Our Japanese Samurai - Sensei Paula defends herself from an attack by her husband
Sensei Bill. Sensei Paula is using kuwa (garden hoe) during kobudo training. Other
common kobudo weapons include rake, bo (6-foot staff), hanbo (half-staff), tonfa
(side-handle baton that was once a rice grinder handle), sai (forks), nunchaku,
kuboton (stick) and more.


According to history, King Shoshin from Okinawa outlawed weapons in 1480 AD. This was a concern for all Okinawans as they knew they would be invaded without a standing army - and they were sometime later - by the Japanese. As a result, the focused on kobudo - using their farming and fishing implements for self-defense tools.

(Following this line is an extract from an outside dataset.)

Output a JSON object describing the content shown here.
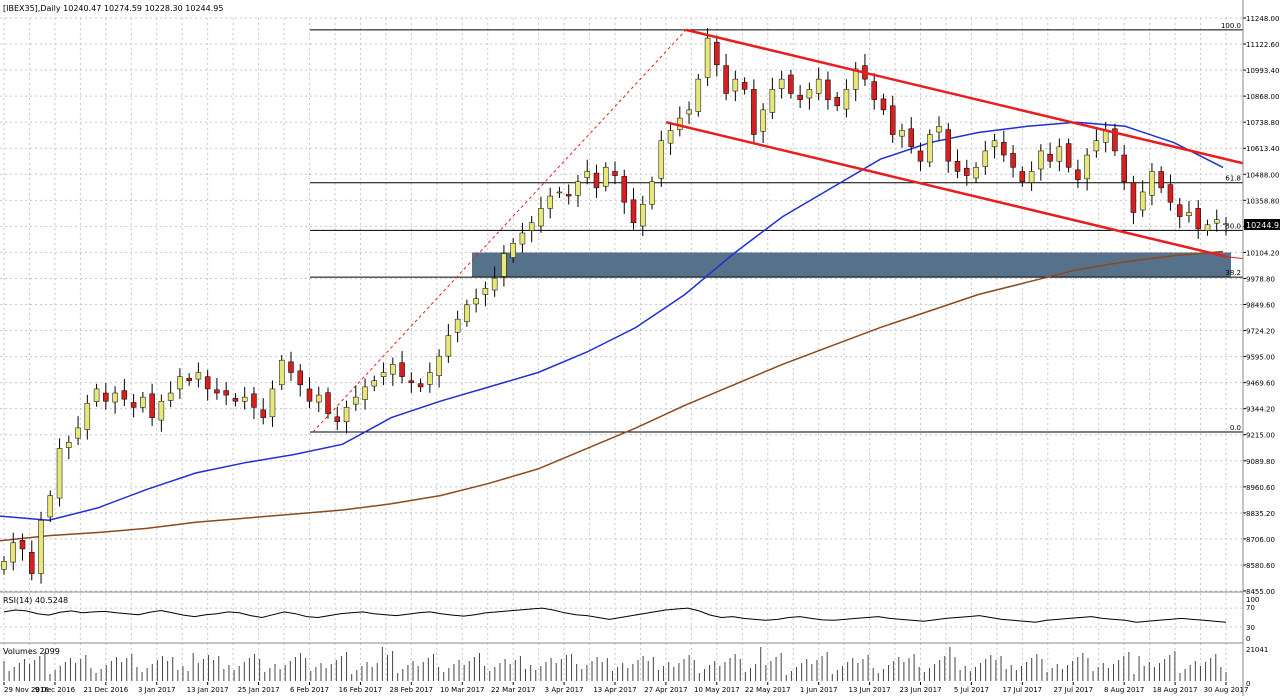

Soke Hausel focuses on teaching adults and has taught karate, kobudo, jujutsu, samurai arts, self-defense, martial arts history and philosophy to hundreds of women over the past 5 decades. He has certifications in two dozen martial arts, is the highest ranked practitioner of Shorin-Ryu Karate and Kobudo (Seiyo Kai), and also an artist, author, astronomer, geologist and public speaker. In recent years, he has taught many self-defense clinics to men and women teaching them to use their elbows, knees, hands, car keys, magazines, belts and even Duck Commander duck calls for self-defense.

So, the next time your wife, girl friend, daughter, sister or mother is working late at night, shopping at Walmart for your food and clothes, wouldn't be nice if she could defend herself. She may have a gun, but can she get to it when grabbed from behind? She would probably get a real KICK (or a mugger) out of training in karate with her friends and other adults (and families). We have been teaching karate, martial arts, self-defense classes and clinics for more than nearly 5 decades and we hope to see you soon.

Soke Hausel teaching White Crane Karate to students, staff, faculty and the community during a martial arts clinic
at the University of Wyoming in 2010.


Yudansha (black belts) Dr. Florence Teule and Sensei Lenny Martin training
in White Crane karate at the University of Wyoming 2010 clinic.